In quanto alla possibilità di risalire a chi in passato ha utilizzato la furbata per intascare illecitamente la diaria, negli uffici del Senato si lascia intendere che la verifica difficilmente potrà arrivare a qualche conclusione, cioè a dare un nome e un cognome ai furbetti, perché «ci vorrebbero troppi controlli incrociati per confrontare i voti e presenze.
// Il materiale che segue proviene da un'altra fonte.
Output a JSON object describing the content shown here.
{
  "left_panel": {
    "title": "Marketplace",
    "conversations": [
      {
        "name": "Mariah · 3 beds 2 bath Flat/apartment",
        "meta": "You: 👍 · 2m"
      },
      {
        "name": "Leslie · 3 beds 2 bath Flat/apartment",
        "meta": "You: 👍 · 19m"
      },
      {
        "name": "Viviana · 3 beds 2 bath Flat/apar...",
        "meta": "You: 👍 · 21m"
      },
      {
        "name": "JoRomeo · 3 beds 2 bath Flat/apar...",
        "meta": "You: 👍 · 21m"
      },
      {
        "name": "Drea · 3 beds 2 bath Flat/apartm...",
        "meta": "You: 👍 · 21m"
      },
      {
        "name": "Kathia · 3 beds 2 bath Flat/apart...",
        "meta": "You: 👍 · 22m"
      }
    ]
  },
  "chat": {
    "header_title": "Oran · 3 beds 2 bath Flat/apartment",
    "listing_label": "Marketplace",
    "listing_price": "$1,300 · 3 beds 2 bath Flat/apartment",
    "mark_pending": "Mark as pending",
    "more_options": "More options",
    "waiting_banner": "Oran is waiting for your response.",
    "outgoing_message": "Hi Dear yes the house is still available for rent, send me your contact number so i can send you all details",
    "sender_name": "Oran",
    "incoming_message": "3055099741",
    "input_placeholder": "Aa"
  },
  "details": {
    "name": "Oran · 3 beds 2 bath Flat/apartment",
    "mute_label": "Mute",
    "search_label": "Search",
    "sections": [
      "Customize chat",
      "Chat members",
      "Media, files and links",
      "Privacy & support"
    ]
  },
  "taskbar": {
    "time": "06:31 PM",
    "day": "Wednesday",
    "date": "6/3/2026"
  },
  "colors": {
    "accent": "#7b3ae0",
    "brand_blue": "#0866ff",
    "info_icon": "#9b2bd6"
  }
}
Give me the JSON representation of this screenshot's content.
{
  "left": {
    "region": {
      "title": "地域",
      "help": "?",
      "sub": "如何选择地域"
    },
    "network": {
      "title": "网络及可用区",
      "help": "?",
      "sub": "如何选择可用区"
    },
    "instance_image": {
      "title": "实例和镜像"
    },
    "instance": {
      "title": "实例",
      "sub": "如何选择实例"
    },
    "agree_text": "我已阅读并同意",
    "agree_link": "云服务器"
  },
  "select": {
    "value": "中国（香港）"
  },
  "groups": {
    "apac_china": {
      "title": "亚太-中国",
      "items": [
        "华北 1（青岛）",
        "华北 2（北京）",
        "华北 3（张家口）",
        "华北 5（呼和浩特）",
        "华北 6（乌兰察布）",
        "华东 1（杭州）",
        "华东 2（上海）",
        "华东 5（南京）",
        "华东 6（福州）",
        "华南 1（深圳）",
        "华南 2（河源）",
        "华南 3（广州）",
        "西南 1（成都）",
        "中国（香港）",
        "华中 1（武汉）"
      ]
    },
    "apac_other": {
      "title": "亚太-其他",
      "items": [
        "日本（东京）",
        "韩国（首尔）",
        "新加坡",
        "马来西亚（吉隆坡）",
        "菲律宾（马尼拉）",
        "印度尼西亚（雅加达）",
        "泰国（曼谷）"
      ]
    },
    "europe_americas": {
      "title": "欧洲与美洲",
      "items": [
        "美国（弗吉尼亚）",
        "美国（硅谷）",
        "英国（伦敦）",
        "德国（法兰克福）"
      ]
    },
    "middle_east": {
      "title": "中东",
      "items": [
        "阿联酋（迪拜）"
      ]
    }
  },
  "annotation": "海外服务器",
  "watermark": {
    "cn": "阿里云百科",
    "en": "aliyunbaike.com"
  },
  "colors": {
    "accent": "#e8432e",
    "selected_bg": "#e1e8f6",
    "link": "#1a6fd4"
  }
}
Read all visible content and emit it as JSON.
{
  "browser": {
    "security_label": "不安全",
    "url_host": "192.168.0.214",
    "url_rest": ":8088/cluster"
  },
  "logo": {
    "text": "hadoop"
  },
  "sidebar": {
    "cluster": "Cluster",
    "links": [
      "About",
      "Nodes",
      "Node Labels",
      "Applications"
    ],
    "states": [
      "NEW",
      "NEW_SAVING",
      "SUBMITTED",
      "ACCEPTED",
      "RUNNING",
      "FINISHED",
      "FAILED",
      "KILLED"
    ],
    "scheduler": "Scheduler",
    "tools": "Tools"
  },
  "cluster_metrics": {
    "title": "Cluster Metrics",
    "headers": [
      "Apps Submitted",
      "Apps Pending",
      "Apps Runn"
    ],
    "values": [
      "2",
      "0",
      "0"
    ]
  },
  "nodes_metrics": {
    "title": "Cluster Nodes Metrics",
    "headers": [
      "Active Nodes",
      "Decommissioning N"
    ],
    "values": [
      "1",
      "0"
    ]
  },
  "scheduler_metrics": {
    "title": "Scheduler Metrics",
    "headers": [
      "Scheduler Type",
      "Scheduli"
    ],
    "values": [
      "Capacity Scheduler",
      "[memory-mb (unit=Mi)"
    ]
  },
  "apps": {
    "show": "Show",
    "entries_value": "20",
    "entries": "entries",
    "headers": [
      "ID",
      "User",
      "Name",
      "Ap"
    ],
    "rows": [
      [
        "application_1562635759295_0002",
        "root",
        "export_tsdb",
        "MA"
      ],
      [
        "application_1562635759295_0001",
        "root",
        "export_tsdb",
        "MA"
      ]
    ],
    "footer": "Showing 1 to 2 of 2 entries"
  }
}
E i partiti? Solo il M5S fin qui ha voluto commentare la vicenda, forse per rivendicare una sorta di copyright sui controlli. «Da tre anni – dice Laura Bottici – chiediamo di controllare le tessere dei senatori assenti e di impedire il fenomeno dei “pianisti” cioè dei senatori che votano al posto dei colleghi assenti. Le nostre richieste sono sempre cadute nel vuoto». L’impressione è che nessuno possa però fare la morale agli altri. I furbetti sono ovunque, senza distinzione di partito o gruppo parlamentare. E alcuni privilegi restano patrimonio esclusivo dei parlamentari. Tutti, nessuno escluso.
LA MISSIONE
Un esempio? Gli effetti della legge Brunetta, la decurtazione dello stipendio di ogni indennità in caso di malattia per i primi 10 giorni di assenza (art.71 primo comma del decreto n°112/08). Non solo la legge firmata dall’attuale capogruppo alla Camera di Forza Italia non verrebbe applicata ma anche i certificati medici sarebbero molto rari. «È più semplice far risultare il senatore in missione», azzarda la Bottici, sempre più convinta che il malcostume sia dilagante. L’unica certezza è che nel trattamento delle presenze, delle assenze e nel calcolo delle diarie – concesse anche ai parlamentari residenti nella Capitale – non v’è traccia del rigore che colpisce il dipendente pubblico o privato, decurtato della retribuzione anche per un episodio di malattia di un solo giorno.
TOP SECRET
Intanto continua a sollevare polemiche il richiamo dell’ex Capo dello Stato Giorgio Napolitano. L’appello a lavorare di più «perché 30/40 ore a settimana non bastano». Alcuni lo hanno accolto. Altri non l’hanno presa bene. Il senatore dei Conservatori Riformisti Tito Di Maggio, il gruppo legato a Raffaele Fitto, invita il presidente emerito a dimettersi da senatore a vita e venire più spesso in Aula, «a vedere come viene mortificato il lavoro dei parlamentari». Napolitano ha osato chiedere di lavorare anche il lunedì e il venerdì utilizzando i due giorni che vengono spesi per tornare sul territorio di elezione per il lavoro delle commissioni.
Altro capitolo di un cahier de doléance pieno di annotazioni. Per i membri che si assentano dalle sedute delle commissioni bicamerali, permanenti e speciali è prevista una decurtazione di 500 euro al mese. Ma le presenze contano solo se ci sono votazioni e comunque le presenze non sono pubbliche. Il registro delle firme non si può consultare. È materiale top secret.